Etnográfica v.13 n.2 Lisboa nov. 2009

 

Graça Índias Cordeiro e Frédéric Vidal (orgs.)

A rua: espaço, tempo, sociabilidade

Lisboa, Livros Horizonte, 2008, 174 páginas.

 

Em finais de 2005, no âmbito de um projecto de investigação, realizou-se no ISCTE um colóquio intitulado “O lugar da rua: cidade, tempo, sociabilidade”. Em 2008, com organização da investigadora principal e de outro investigador desse projecto, foi dada à estampa a presente obra, que recupera algo do título do colóquio e das suas participações.

O livro reúne contribuições sobre um mesmo tema: a rua. O tema escolhido é enganadoramente fácil. Como acontece com “cultura” (quem não sabe o que é cultura...?), a palavra “rua” (quem não sabe o que é a rua...?) encerra em si uma polissemia que é fruto do facto de não ser encarada unicamente (se é que de todo o é) como um elemento-tipo da estrutura urbana. As polissemias são desafios interessantes: o investigador não só tem de dar conta dessa riqueza do real evitando focalizar uma única componente, como terá de lidar com o facto de que as realidades polissémicas são frequentemente contraditórias em si mesmas e são marcadas por fluxos e refluxos e ângulos de visão múltiplos em função de agenciamentos situados, quer no tempo, quer no espaço. Da dificuldade da definição da unidade de análise social “rua” está a organização do livro bem ciente, quando afirma tomar a rua como problema a identificar e não como unidade definida a priori (p.9). A “rua” como espaço social poderá ser definida como tudo aquilo que está fora de/da “casa”. Mas as fronteiras entre um espaço social e o outro são, mais que fluidas, porosas. Facilmente estes -espaços (o exterior/a rua o interior/a casa) se -colocam nas coordenadas um do outro. As contribuições deste livro são todas olhares que se focam no “lá fora” e, vindas de saberes diferentes, produzem um volume que fornece a quem o ler possibilidade certa de enriquecimento intelectual, quer seja gente da academia quer gente com um interesse curioso por alguns do terrenos retratados e analisados, neste caso, Lisboa, pois se há coisa que sobressai neste volume é o facto de a maioria desses terrenos (sete de entre os nove apresentados) serem nesta cidade, o que faz com que este livro seja (também) um livro sobre Lisboa.

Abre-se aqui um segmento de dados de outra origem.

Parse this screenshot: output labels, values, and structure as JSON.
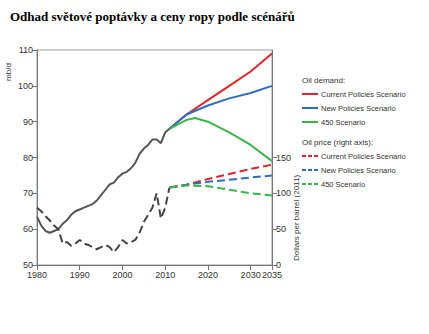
{
  "chart_data": {
    "type": "line",
    "title": "Odhad světové poptávky a ceny ropy podle scénářů",
    "y_label": "mb/d",
    "y2_label": "Dollars per barrel (2011)",
    "annotations": [
      "Oil demand:",
      "Oil price (right axis):"
    ],
    "legend": "right",
    "grid": false,
    "xlim": [
      1980,
      2035
    ],
    "xticks": [
      1980,
      1990,
      2000,
      2010,
      2020,
      2030,
      2035
    ],
    "ylim": [
      50,
      110
    ],
    "yticks": [
      50,
      60,
      70,
      80,
      90,
      100,
      110
    ],
    "y2lim": [
      0,
      300
    ],
    "y2ticks": [
      0,
      50,
      100,
      150
    ],
    "series": [
      {
        "color": "#555555",
        "line_style": "solid",
        "axis": "y",
        "x": [
          1980,
          1981,
          1982,
          1983,
          1984,
          1985,
          1986,
          1987,
          1988,
          1989,
          1990,
          1991,
          1992,
          1993,
          1994,
          1995,
          1996,
          1997,
          1998,
          1999,
          2000,
          2001,
          2002,
          2003,
          2004,
          2005,
          2006,
          2007,
          2008,
          2009,
          2010,
          2011
        ],
        "values": [
          63.5,
          61,
          59.5,
          59,
          59.5,
          60,
          61.5,
          62.5,
          64,
          65,
          65.5,
          66,
          66.5,
          67,
          68,
          69.5,
          71,
          72.5,
          73,
          74.5,
          75.5,
          76,
          77,
          78.5,
          81,
          82.5,
          83.5,
          85,
          85,
          84,
          87,
          88
        ]
      },
      {
        "name": "Current Policies Scenario",
        "color": "#e0262a",
        "line_style": "solid",
        "axis": "y",
        "x": [
          2011,
          2015,
          2020,
          2025,
          2030,
          2035
        ],
        "values": [
          88,
          92,
          96,
          100,
          104,
          109
        ]
      },
      {
        "name": "New Policies Scenario",
        "color": "#2e6fbf",
        "line_style": "solid",
        "axis": "y",
        "x": [
          2011,
          2015,
          2020,
          2025,
          2030,
          2035
        ],
        "values": [
          88,
          92,
          94.5,
          96.5,
          98,
          100
        ]
      },
      {
        "name": "450 Scenario",
        "color": "#39b54a",
        "line_style": "solid",
        "axis": "y",
        "x": [
          2011,
          2015,
          2017,
          2020,
          2025,
          2030,
          2035
        ],
        "values": [
          88,
          90.5,
          91,
          90,
          87,
          83.5,
          79
        ]
      },
      {
        "color": "#444444",
        "line_style": "dashed",
        "axis": "y2",
        "x": [
          1980,
          1981,
          1982,
          1983,
          1984,
          1985,
          1986,
          1987,
          1988,
          1989,
          1990,
          1991,
          1992,
          1993,
          1994,
          1995,
          1996,
          1997,
          1998,
          1999,
          2000,
          2001,
          2002,
          2003,
          2004,
          2005,
          2006,
          2007,
          2008,
          2009,
          2010,
          2011
        ],
        "values": [
          80,
          75,
          68,
          62,
          55,
          50,
          30,
          32,
          27,
          30,
          35,
          30,
          28,
          25,
          22,
          25,
          28,
          25,
          18,
          25,
          35,
          30,
          32,
          35,
          45,
          60,
          70,
          80,
          100,
          65,
          80,
          108
        ]
      },
      {
        "name": "Current Policies Scenario",
        "color": "#e0262a",
        "line_style": "dashed",
        "axis": "y2",
        "x": [
          2011,
          2015,
          2020,
          2025,
          2030,
          2035
        ],
        "values": [
          108,
          112,
          120,
          127,
          134,
          140
        ]
      },
      {
        "name": "New Policies Scenario",
        "color": "#2e6fbf",
        "line_style": "dashed",
        "axis": "y2",
        "x": [
          2011,
          2015,
          2020,
          2025,
          2030,
          2035
        ],
        "values": [
          108,
          112,
          116,
          119,
          122,
          125
        ]
      },
      {
        "name": "450 Scenario",
        "color": "#39b54a",
        "line_style": "dashed",
        "axis": "y2",
        "x": [
          2011,
          2015,
          2020,
          2025,
          2030,
          2035
        ],
        "values": [
          108,
          111,
          110,
          105,
          100,
          97
        ]
      }
    ]
  }
}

Dos treze autores listados, seis são antropólogos, quatro são historiadores, dois são sociólogos e um é arquitecto. E, no entanto, corre-se o livro sentindo que se está sempre no mesmo universo intelectual, numa quadratura que, sendo constituída por multiplicidades, não deixa nunca de se construir em teia de uma mesma -arquitectura de curiosidade e busca intelectual de cunho antropologizante. No entanto, o livro não resulta nunca em algo próximo de um somatório de textos que se poderiam -sentir até avulsos, porque, mais do que a “rua” que partilham (que é sempre tão diferente de um texto para o outro – riqueza máxima do livro), há uma eficaz “Introdução” que vai tecendo malhas de ligação por entre os textos do livro.

Falar de “rua” implica falar de cidade. Agier fala de uma cidade profundamente actual: os campos de refugiados. Abre pois o livro com um texto que pode parecer paradoxal, pois fala de cidade por relação a algo (aglomerações de indivíduos deslocados e despojados não só de bens mas, principalmente, de direitos, de entre os quais o menor não será certamente o da liberdade) que parece ser a objectificação da negação do “facto de civilização” (p.17) que a cidade se supõe ser. Negando o seu interesse em “olhar os campos em função […] da forma de cidade conhecida como organização do espaço” (p.21), Agier espicaça-nos a fazer uma antropologia da mundialização que não se fique pelo abstracto dos fluxos “que parecem não ter uma realidade empírica” (p.20). Sabendo-se que estes campos são mecanismos de controlo de sujeitos e sabendo-se que há realidades aqui na “nossa” Europa que são isso mesmo, não pode o pensamento não se lembrar de Foucault e da sua historiação dos modelos de vigilância e punição que fomos construindo desejamos que Agier tivesse tentado elaborar para além de Foucault, mas com Foucault, o que este não chegou a conhecer no grau que hoje conhecemos e que constitui tema da contribuição de Agier.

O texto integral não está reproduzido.